Link Posted: 12/25/2003 2:03:03 PM EDT
Originally Posted By cyanide:
Spray a little silicone inside it, wipe dry. It helps.
View Quote

Mitch Rosen sells a "lubricant" you cant treat the inside of the holster with. I think it's called leather lightning or something. I've used it on tight Kramer & Mitch Rosen holsters with good results.
Link Posted: 12/25/2003 6:43:21 PM EDT
If you use silicone, make sure it is water free.  I wouldn't do anything to the holster yet though.  It sounds like you just got it...any good holster will take time, and the best way to break it in is to wear it a lot.  IMHO, 1911 holsters are pretty easy to break in because of the gun's added wieght, and realtively smooth curves and surfaces.  Patience is the key...you definitely don't want to do too much to it yet because then it might be too loose when it is properly broken in.

That being said, if you want to expedite the process a bit, put the gun in a thin plastic bag and leave it in the holster over night.  Don't over do it though.

As others have said, get a good gunbelt.  I use a Galco leather belt or a Wilderness belt.

Good luck, and congrats to you all in MO who can carry now!
Link Posted: 12/25/2003 6:57:47 PM EDT
+1 on "Don't carry SOB"

So, what's the problem, the holster is just grabbing the gun too tight?  I had the same problem with my Galco holster for my SIG.  I could "barely" get the gun in it, and it took all my strength, with the holster in one hand and the gun in the other, to remove the two (and yes, I did this with the gun onloaded!!).  I just put the gun in and took it out over and over until it got a little smoother, then I wore the holster around the house inserting and removing the gun over and over again, for a week or so.  Now it works great.
Link Posted: 12/25/2003 7:18:16 PM EDT

Now this is the type of gun control discussions we should be having in this great country!

Now back to the grownups.......

Link Posted: 12/25/2003 7:18:53 PM EDT
Get a better belt and don't carry SOB.

The major problem I have with SOB is the printing but drawing is also difficult.
Link Posted: 12/25/2003 7:25:09 PM EDT
Nice holster, and it seems you found the solution to your problem.  The mags that you carry loaded in your gun should not have bumper pads, pads tend to stick and print.  Your reloads should have them on, makes it easier to lock mag in under stress.  ideally with your type of gun, 5-10 reliable mags some with pads, some without will make your life more pleasant, can never have enough mags on hand.
Link Posted: 12/25/2003 7:30:01 PM EDT
[Last Edit: 12/25/2003 7:43:04 PM EDT by Corey]
In my experience with Alessi holters, a tight new holster is [i]good[/i].

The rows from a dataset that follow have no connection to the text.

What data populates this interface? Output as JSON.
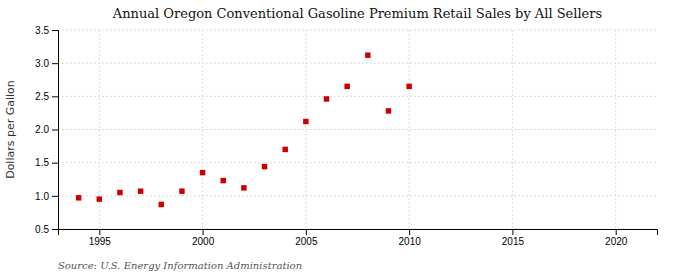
{
  "chart_data": {
    "type": "scatter",
    "title": "Annual Oregon Conventional Gasoline Premium Retail Sales by All Sellers",
    "ylabel": "Dollars per Gallon",
    "source": "Source: U.S. Energy Information Administration",
    "x": [
      1994,
      1995,
      1996,
      1997,
      1998,
      1999,
      2000,
      2001,
      2002,
      2003,
      2004,
      2005,
      2006,
      2007,
      2008,
      2009,
      2010
    ],
    "values": [
      0.97,
      0.95,
      1.05,
      1.07,
      0.87,
      1.07,
      1.35,
      1.23,
      1.12,
      1.44,
      1.7,
      2.12,
      2.46,
      2.65,
      3.12,
      2.28,
      2.65
    ],
    "color": "#cc0000",
    "marker": "square",
    "xlim": [
      1993,
      2022
    ],
    "ylim": [
      0.5,
      3.5
    ],
    "xticks": [
      1995,
      2000,
      2005,
      2010,
      2015,
      2020
    ],
    "yticks": [
      0.5,
      {
        "value": 1.0,
        "label": "1.0"
      },
      1.5,
      {
        "value": 2.0,
        "label": "2.0"
      },
      2.5,
      {
        "value": 3.0,
        "label": "3.0"
      },
      3.5
    ],
    "grid": true
  }
}
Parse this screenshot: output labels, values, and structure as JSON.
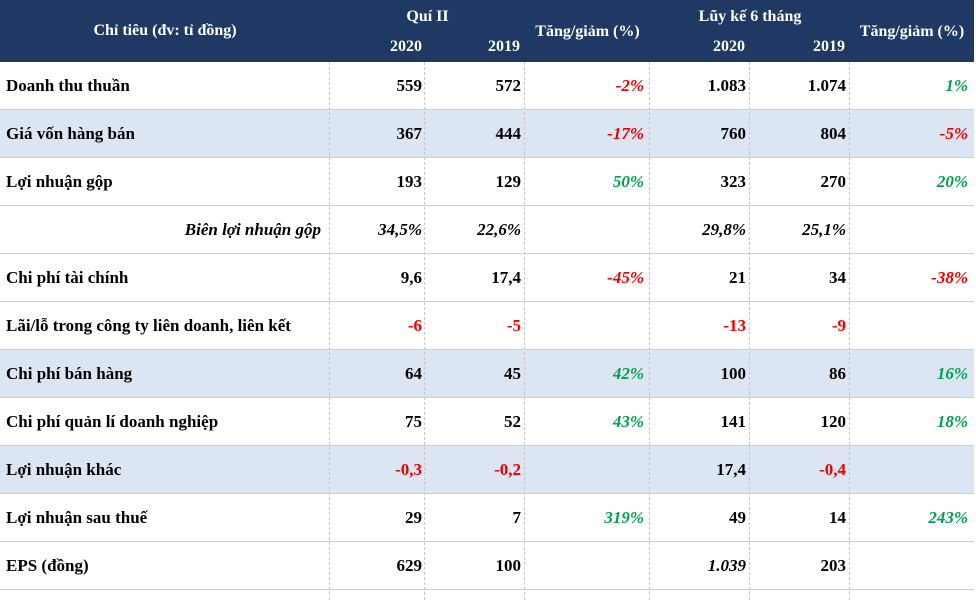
{
  "header": {
    "label": "Chỉ tiêu (đv: tỉ đồng)",
    "quarter_group": "Quí II",
    "ytd_group": "Lũy kế 6 tháng",
    "year_current": "2020",
    "year_previous": "2019",
    "change": "Tăng/giảm (%)"
  },
  "rows": [
    {
      "label": "Doanh thu thuần",
      "q2020": "559",
      "q2019": "572",
      "qchg": "-2%",
      "y2020": "1.083",
      "y2019": "1.074",
      "ychg": "1%"
    },
    {
      "label": "Giá vốn hàng bán",
      "q2020": "367",
      "q2019": "444",
      "qchg": "-17%",
      "y2020": "760",
      "y2019": "804",
      "ychg": "-5%"
    },
    {
      "label": "Lợi nhuận gộp",
      "q2020": "193",
      "q2019": "129",
      "qchg": "50%",
      "y2020": "323",
      "y2019": "270",
      "ychg": "20%"
    },
    {
      "label": "Biên lợi nhuận gộp",
      "q2020": "34,5%",
      "q2019": "22,6%",
      "qchg": "",
      "y2020": "29,8%",
      "y2019": "25,1%",
      "ychg": ""
    },
    {
      "label": "Chi phí tài chính",
      "q2020": "9,6",
      "q2019": "17,4",
      "qchg": "-45%",
      "y2020": "21",
      "y2019": "34",
      "ychg": "-38%"
    },
    {
      "label": "Lãi/lỗ trong công ty liên doanh, liên kết",
      "q2020": "-6",
      "q2019": "-5",
      "qchg": "",
      "y2020": "-13",
      "y2019": "-9",
      "ychg": ""
    },
    {
      "label": "Chi phí bán hàng",
      "q2020": "64",
      "q2019": "45",
      "qchg": "42%",
      "y2020": "100",
      "y2019": "86",
      "ychg": "16%"
    },
    {
      "label": "Chi phí quản lí doanh nghiệp",
      "q2020": "75",
      "q2019": "52",
      "qchg": "43%",
      "y2020": "141",
      "y2019": "120",
      "ychg": "18%"
    },
    {
      "label": "Lợi nhuận khác",
      "q2020": "-0,3",
      "q2019": "-0,2",
      "qchg": "",
      "y2020": "17,4",
      "y2019": "-0,4",
      "ychg": ""
    },
    {
      "label": "Lợi nhuận sau thuế",
      "q2020": "29",
      "q2019": "7",
      "qchg": "319%",
      "y2020": "49",
      "y2019": "14",
      "ychg": "243%"
    },
    {
      "label": "EPS (đồng)",
      "q2020": "629",
      "q2019": "100",
      "qchg": "",
      "y2020": "1.039",
      "y2019": "203",
      "ychg": ""
    }
  ],
  "colors": {
    "header_bg": "#1f3864",
    "row_shade": "#dce6f2",
    "negative": "#ee0000",
    "positive": "#00a050"
  }
}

Wear it and practice draws every day for about two weeks and then report back.  It should fit well at that point, but not too tight.

Oh, and the Versa-Max is designed to be as a strong side holster (3:00 to 4:30).  Wearing it in the flat of the back (while also tactically unsound as noted above) would also disfigure the holster, likely increasing the pressure on the gun around the seams of the holster.  Repeated wearing in the small of the back could cause it to stretch to "fit" that wear style, compromising true strong side fit and function.  So, you're likely not wearing it as it was designed and it's binding.

BTW, I've recently been really wanting a Versa-Max.  It seems like a great holster and I'd like to try one out.

Good luck with the holster and let us know what happens.


EDITED to add:  Don't use any silicone or other substance on that fine leather holster.  Stick your pistol in a plastic bag and holster it overnight (or even a day plus, obviously checking it occasionally).  That should do the trick.  But wearing/drawing with the pistol without the bag is the best method IMHO.